Le colloque, organisé conjointement par le groupe DRSR et le regroupement stratégique CEISCE du Fonds de recherche du Québec, secteur Nature et technologies, se penche sur les recherches en cours ou récentes sur le comportement, la modélisation et l’analyse des structures sous charges extrêmes ainsi que sur les techniques innovantes pour leur réhabilitation.
L’équipe de Développement et recherche en structures et réhabilitation (DRSR) regroupe plusieurs professeurs et chercheurs de l’École de technologie supérieure (ÉTS), œuvrant dans le domaine de l’analyse, de la modélisation et du développement des structures sous différentes conditions, dont celles extrêmes de séismes, vent, feu, ainsi que dans le domaine des techniques innovantes de leur réhabilitation.

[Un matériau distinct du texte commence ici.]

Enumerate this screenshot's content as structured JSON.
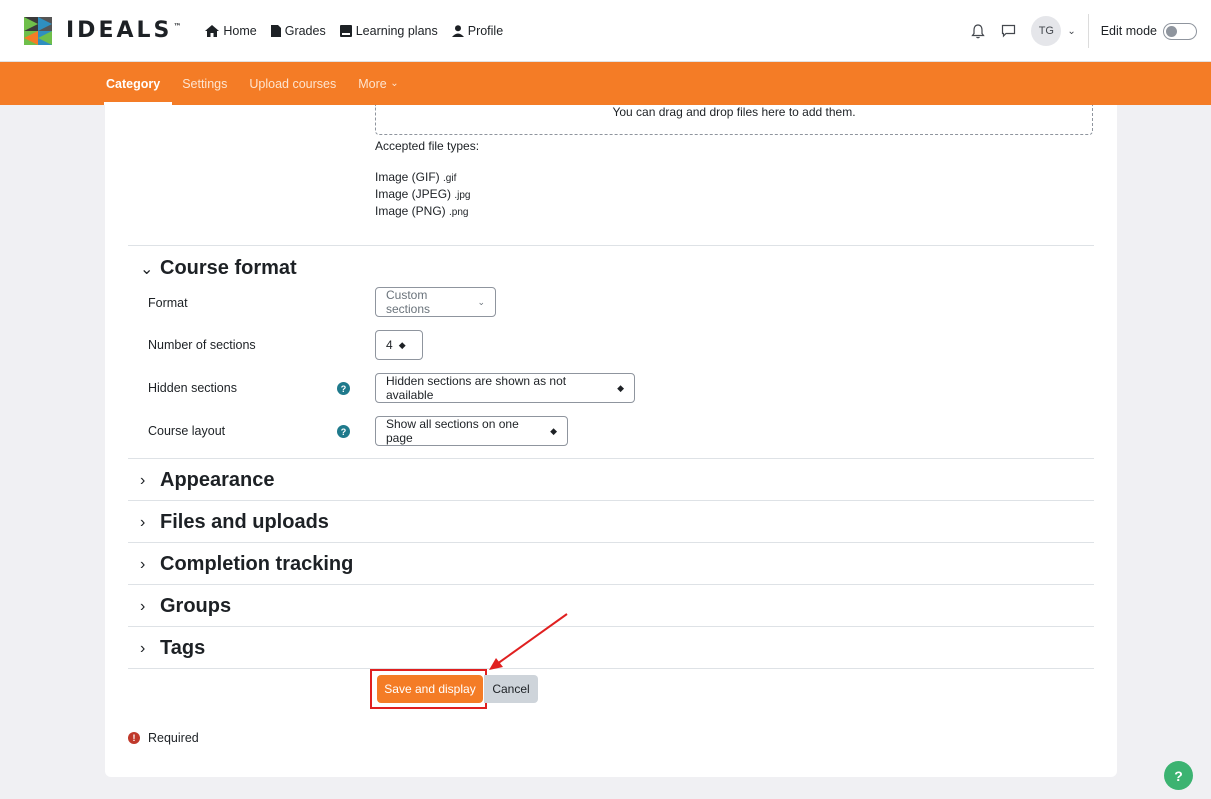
{
  "brand": {
    "name": "IDEALS",
    "tm": "™"
  },
  "primary_nav": [
    {
      "label": "Home",
      "icon": "home-icon"
    },
    {
      "label": "Grades",
      "icon": "document-icon"
    },
    {
      "label": "Learning plans",
      "icon": "book-icon"
    },
    {
      "label": "Profile",
      "icon": "user-icon"
    }
  ],
  "user": {
    "initials": "TG"
  },
  "edit_mode": {
    "label": "Edit mode",
    "on": false
  },
  "secondary_nav": [
    {
      "label": "Category",
      "active": true
    },
    {
      "label": "Settings",
      "active": false
    },
    {
      "label": "Upload courses",
      "active": false
    },
    {
      "label": "More",
      "active": false,
      "caret": "⌄"
    }
  ],
  "filepicker": {
    "drop_text": "You can drag and drop files here to add them."
  },
  "accepted": {
    "label": "Accepted file types:",
    "types": [
      {
        "name": "Image (GIF)",
        "ext": ".gif"
      },
      {
        "name": "Image (JPEG)",
        "ext": ".jpg"
      },
      {
        "name": "Image (PNG)",
        "ext": ".png"
      }
    ]
  },
  "course_format": {
    "title": "Course format",
    "fields": [
      {
        "label": "Format",
        "value": "Custom sections",
        "help": false
      },
      {
        "label": "Number of sections",
        "value": "4",
        "help": false
      },
      {
        "label": "Hidden sections",
        "value": "Hidden sections are shown as not available",
        "help": true
      },
      {
        "label": "Course layout",
        "value": "Show all sections on one page",
        "help": true
      }
    ]
  },
  "collapsed_sections": [
    "Appearance",
    "Files and uploads",
    "Completion tracking",
    "Groups",
    "Tags"
  ],
  "buttons": {
    "save": "Save and display",
    "cancel": "Cancel"
  },
  "required": {
    "label": "Required",
    "icon_glyph": "!"
  },
  "help_fab": {
    "glyph": "?"
  },
  "help_glyph": "?",
  "colors": {
    "brand_orange": "#f47c26",
    "annotation_red": "#e02020",
    "help_teal": "#1f7a8c"
  }
}
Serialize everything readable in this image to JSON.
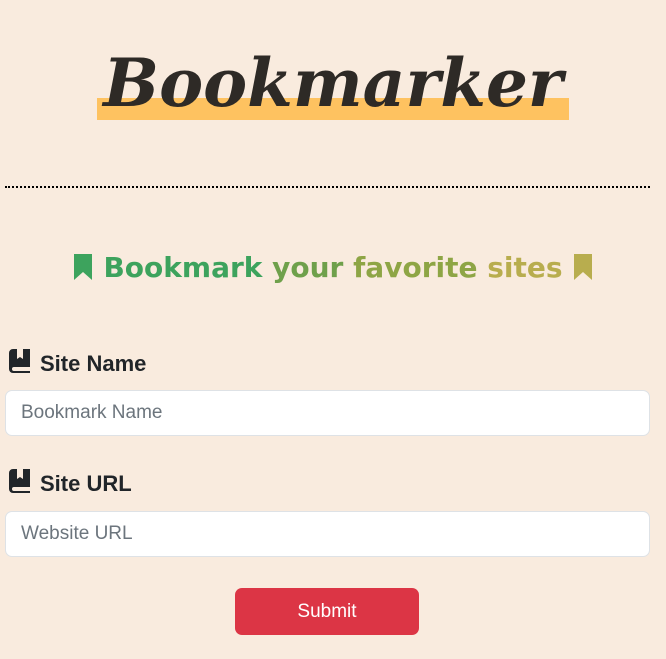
{
  "app": {
    "title": "Bookmarker"
  },
  "tagline": {
    "part1": "Bookmark",
    "part2": " your",
    "part3": " favorite",
    "part4": " sites",
    "colors": [
      "#3da35d",
      "#6fa04b",
      "#8ea545",
      "#b8ad4e"
    ],
    "icons": [
      "bookmark-icon",
      "bookmark-icon"
    ]
  },
  "form": {
    "site_name": {
      "label": "Site Name",
      "placeholder": "Bookmark Name",
      "value": "",
      "icon": "book-bookmark-icon"
    },
    "site_url": {
      "label": "Site URL",
      "placeholder": "Website URL",
      "value": "",
      "icon": "book-bookmark-icon"
    },
    "submit_label": "Submit"
  },
  "colors": {
    "background": "#f9ebde",
    "highlight": "#fec260",
    "submit": "#dc3545",
    "text": "#212529"
  }
}
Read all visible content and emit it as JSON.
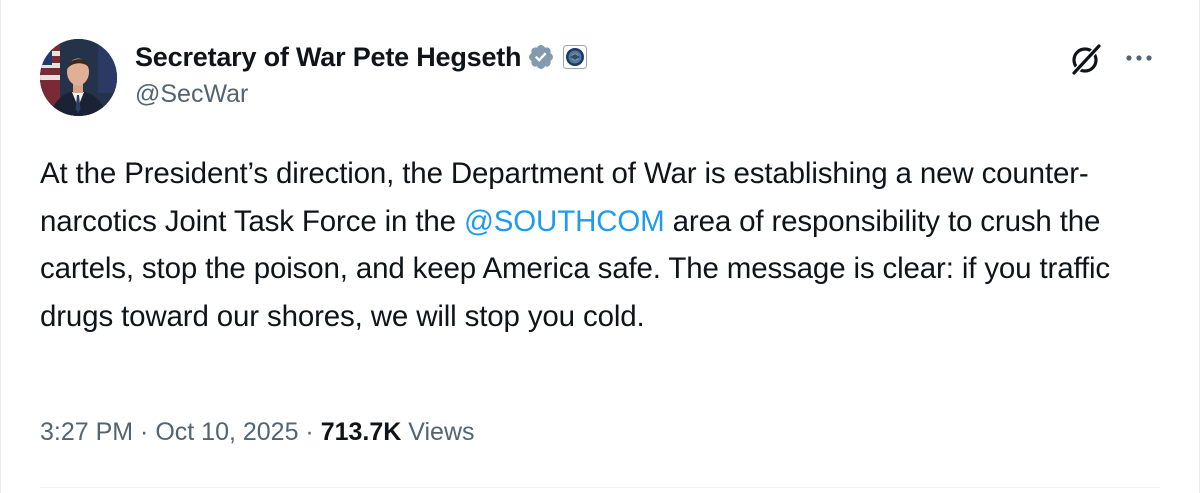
{
  "author": {
    "display_name": "Secretary of War Pete Hegseth",
    "handle": "@SecWar",
    "verified_icon": "verified-badge-gray-icon",
    "affiliation_icon": "department-seal-icon"
  },
  "actions": {
    "grok_icon": "grok-icon",
    "more_icon": "more-dots-icon"
  },
  "tweet": {
    "text_before_mention": "At the President’s direction, the Department of War is establishing a new counter-narcotics Joint Task Force in the ",
    "mention": "@SOUTHCOM",
    "text_after_mention": " area of responsibility to crush the cartels, stop the poison, and keep America safe. The message is clear: if you traffic drugs toward our shores, we will stop you cold."
  },
  "meta": {
    "time": "3:27 PM",
    "separator": " · ",
    "date": "Oct 10, 2025",
    "views_count": "713.7K",
    "views_label": " Views"
  },
  "colors": {
    "text": "#0f1419",
    "secondary": "#536471",
    "link": "#1d9bf0",
    "verified_gray": "#829aab"
  }
}
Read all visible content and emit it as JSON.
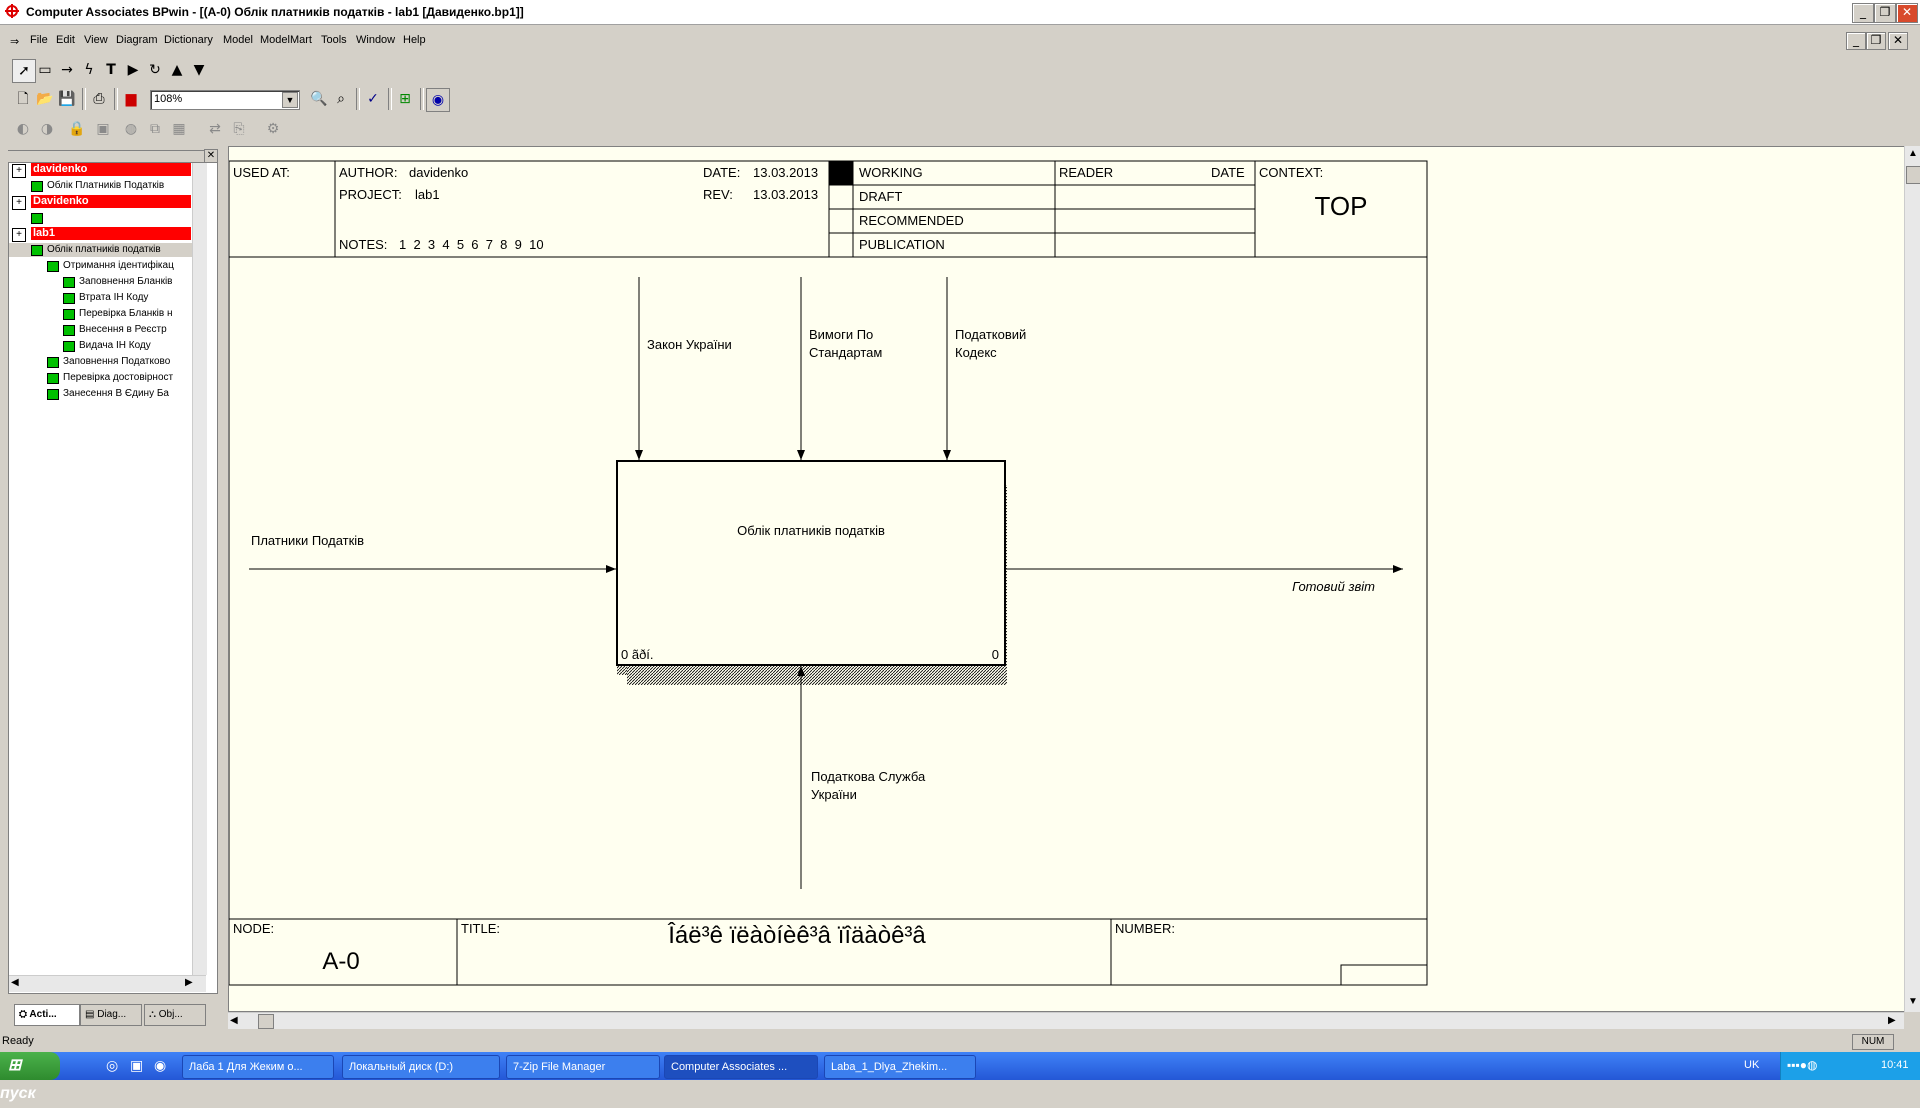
{
  "window": {
    "title": "Computer Associates BPwin - [(A-0) Облік платників податків     - lab1  [Давиденко.bp1]]",
    "min": "_",
    "restore": "❐",
    "close": "✕"
  },
  "menu": [
    "File",
    "Edit",
    "View",
    "Diagram",
    "Dictionary",
    "Model",
    "ModelMart",
    "Tools",
    "Window",
    "Help"
  ],
  "toolbar": {
    "zoom_value": "108%"
  },
  "tree": {
    "models": [
      {
        "name": "davidenko",
        "children": [
          {
            "label": "Облік Платників Податків",
            "level": 1
          }
        ]
      },
      {
        "name": "Davidenko",
        "children": [
          {
            "label": "",
            "level": 1
          }
        ]
      },
      {
        "name": "lab1",
        "children": [
          {
            "label": "Облік платників податків",
            "level": 1
          },
          {
            "label": "Отримання ідентифікац",
            "level": 2
          },
          {
            "label": "Заповнення Бланків",
            "level": 3
          },
          {
            "label": "Втрата ІН Коду",
            "level": 3
          },
          {
            "label": "Перевірка Бланків н",
            "level": 3
          },
          {
            "label": "Внесення в Реєстр",
            "level": 3
          },
          {
            "label": "Видача ІН Коду",
            "level": 3
          },
          {
            "label": "Заповнення Податково",
            "level": 2
          },
          {
            "label": "Перевірка достовірност",
            "level": 2
          },
          {
            "label": "Занесення В Єдину  Ба",
            "level": 2
          }
        ]
      }
    ],
    "tabs": [
      "Acti...",
      "Diag...",
      "Obj..."
    ]
  },
  "frame": {
    "used_at": "USED AT:",
    "author_label": "AUTHOR:",
    "author": "davidenko",
    "project_label": "PROJECT:",
    "project": "lab1",
    "date_label": "DATE:",
    "date": "13.03.2013",
    "rev_label": "REV:",
    "rev": "13.03.2013",
    "notes_label": "NOTES:",
    "notes": "1  2  3  4  5  6  7  8  9  10",
    "status": [
      "WORKING",
      "DRAFT",
      "RECOMMENDED",
      "PUBLICATION"
    ],
    "reader": "READER",
    "reader_date": "DATE",
    "context_label": "CONTEXT:",
    "context": "TOP",
    "node_label": "NODE:",
    "node": "A-0",
    "title_label": "TITLE:",
    "title": "Îáë³ê ïëàòíèê³â ïîäàòê³â",
    "number_label": "NUMBER:"
  },
  "diagram": {
    "activity": "Облік платників податків",
    "cost": "0 ãðí.",
    "box_number": "0",
    "controls": [
      "Закон України",
      "Вимоги По\nСтандартам",
      "Податковий\nКодекс"
    ],
    "input": "Платники Податків",
    "output": "Готовий звіт",
    "mechanism": "Податкова Служба\nУкраїни"
  },
  "status": {
    "text": "Ready",
    "num": "NUM"
  },
  "taskbar": {
    "start": "пуск",
    "tasks": [
      "Лаба 1 Для Жеким о...",
      "Локальный диск (D:)",
      "7-Zip File Manager",
      "Computer Associates ...",
      "Laba_1_Dlya_Zhekim..."
    ],
    "lang": "UK",
    "clock": "10:41"
  }
}
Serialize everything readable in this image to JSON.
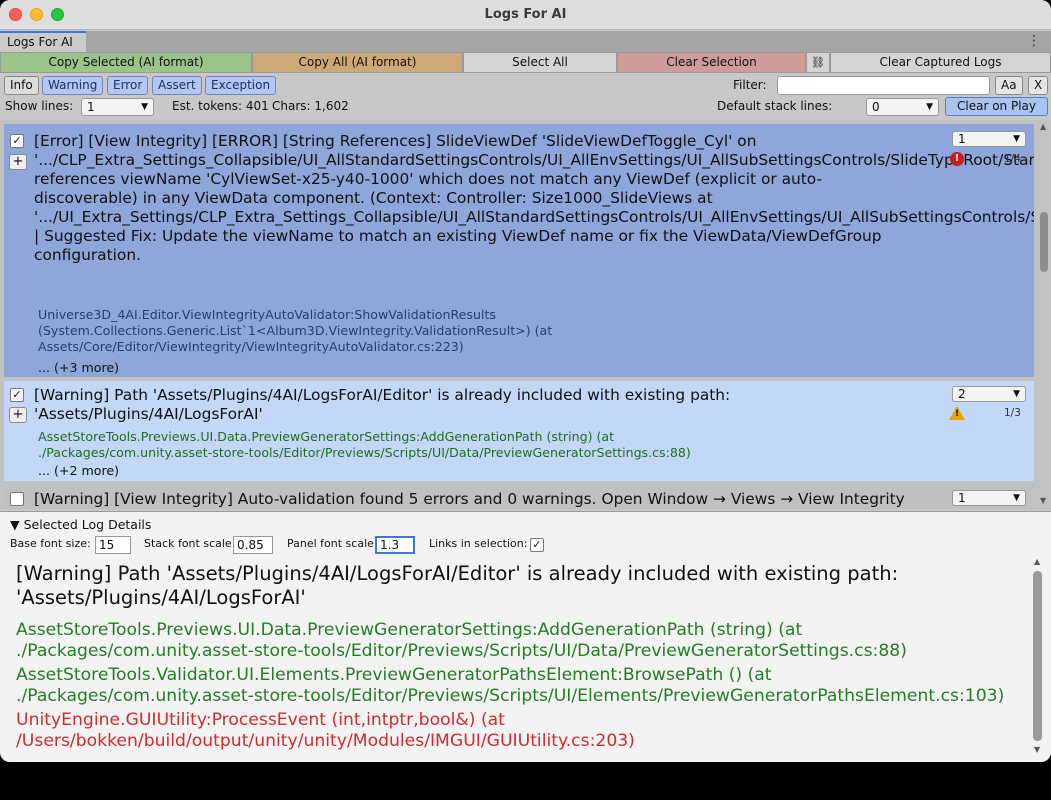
{
  "window": {
    "title": "Logs For AI"
  },
  "tab": {
    "label": "Logs For AI",
    "menu_glyph": "⋮"
  },
  "toolbar": {
    "copy_selected": "Copy Selected (AI format)",
    "copy_all": "Copy All (AI format)",
    "select_all": "Select All",
    "clear_selection": "Clear Selection",
    "link_glyph": "⛓",
    "clear_captured": "Clear Captured Logs"
  },
  "filters": {
    "info": "Info",
    "warning": "Warning",
    "error": "Error",
    "assert": "Assert",
    "exception": "Exception",
    "filter_label": "Filter:",
    "filter_value": "",
    "aa": "Aa",
    "clear": "X"
  },
  "options": {
    "show_lines_label": "Show lines:",
    "show_lines_value": "1",
    "est_tokens": "Est. tokens: 401",
    "chars": "Chars: 1,602",
    "default_stack_label": "Default stack lines:",
    "default_stack_value": "0",
    "clear_on_play": "Clear on Play"
  },
  "entries": [
    {
      "checked": "✓",
      "plus": "+",
      "message": "[Error] [View Integrity] [ERROR] [String References] SlideViewDef 'SlideViewDefToggle_Cyl' on\n'.../CLP_Extra_Settings_Collapsible/UI_AllStandardSettingsControls/UI_AllEnvSettings/UI_AllSubSettingsControls/SlideTypeRoot/StarTypeRoot/UI_AllSimpleSlideViews/AllSimpleSlideViews/Size1000_SlideViews/SlideViewDefToggle_Cyl' references viewName 'CylViewSet-x25-y40-1000' which does not match any ViewDef (explicit or auto-discoverable) in any ViewData component. (Context: Controller: Size1000_SlideViews at '.../UI_Extra_Settings/CLP_Extra_Settings_Collapsible/UI_AllStandardSettingsControls/UI_AllEnvSettings/UI_AllSubSettingsControls/SlideTypeRoot/StarTypeRoot/UI_AllSimpleSlideViews/AllSimpleSlideViews/Size1000_SlideViews') | Suggested Fix: Update the viewName to match an existing ViewDef name or fix the ViewData/ViewDefGroup configuration.",
      "stack": "Universe3D_4AI.Editor.ViewIntegrityAutoValidator:ShowValidationResults\n(System.Collections.Generic.List`1<Album3D.ViewIntegrity.ValidationResult>) (at\nAssets/Core/Editor/ViewIntegrity/ViewIntegrityAutoValidator.cs:223)",
      "more": "... (+3 more)",
      "lines_value": "1",
      "count": "1/4",
      "icon": "error-icon"
    },
    {
      "checked": "✓",
      "plus": "+",
      "message": "[Warning] Path 'Assets/Plugins/4AI/LogsForAI/Editor' is already included with existing path:\n'Assets/Plugins/4AI/LogsForAI'",
      "stack": "AssetStoreTools.Previews.UI.Data.PreviewGeneratorSettings:AddGenerationPath (string) (at\n./Packages/com.unity.asset-store-tools/Editor/Previews/Scripts/UI/Data/PreviewGeneratorSettings.cs:88)",
      "more": "... (+2 more)",
      "lines_value": "2",
      "count": "1/3",
      "icon": "warning-icon"
    },
    {
      "checked": "",
      "message": "[Warning] [View Integrity] Auto-validation found 5 errors and 0 warnings. Open Window → Views → View Integrity",
      "lines_value": "1"
    }
  ],
  "details": {
    "header": "Selected Log Details",
    "base_font_label": "Base font size:",
    "base_font_value": "15",
    "stack_scale_label": "Stack font scale",
    "stack_scale_value": "0.85",
    "panel_scale_label": "Panel font scale:",
    "panel_scale_value": "1.3",
    "links_label": "Links in selection:",
    "links_checked": "✓",
    "message": "[Warning] Path 'Assets/Plugins/4AI/LogsForAI/Editor' is already included with existing path:\n'Assets/Plugins/4AI/LogsForAI'",
    "stack": [
      {
        "text": "AssetStoreTools.Previews.UI.Data.PreviewGeneratorSettings:AddGenerationPath (string) (at\n./Packages/com.unity.asset-store-tools/Editor/Previews/Scripts/UI/Data/PreviewGeneratorSettings.cs:88)",
        "color": "green"
      },
      {
        "text": "AssetStoreTools.Validator.UI.Elements.PreviewGeneratorPathsElement:BrowsePath () (at\n./Packages/com.unity.asset-store-tools/Editor/Previews/Scripts/UI/Elements/PreviewGeneratorPathsElement.cs:103)",
        "color": "green"
      },
      {
        "text": "UnityEngine.GUIUtility:ProcessEvent (int,intptr,bool&) (at\n/Users/bokken/build/output/unity/unity/Modules/IMGUI/GUIUtility.cs:203)",
        "color": "red"
      }
    ]
  },
  "colors": {
    "copy_selected_bg": "#9bc38a",
    "copy_all_bg": "#cda878",
    "clear_selection_bg": "#cf9b9b",
    "error_entry_bg": "#8fa6da",
    "warning_entry_bg": "#c3d8f6",
    "stack_green": "#237e23",
    "stack_red": "#d22b2b"
  }
}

Le Centre d’études interuniversitaire des structures sous charges extrêmes (CEISCE) est un regroupement stratégique de recherche dédié au comportement sécuritaire des structures de génie civil face aux effets extrêmes générés par les aléas naturels, les changements climatiques et les activités humaines. Il met en commun des ressources humaines hautement qualifiées et une infrastructure technique à la fine pointe de la technologie, réunissant six établissements universitaires du Québec (Polytechnique Montréal, l’École de technologie supérieure, l’Université de Sherbrooke, l’Université McGill, l’Université Concordia et l’Université Laval).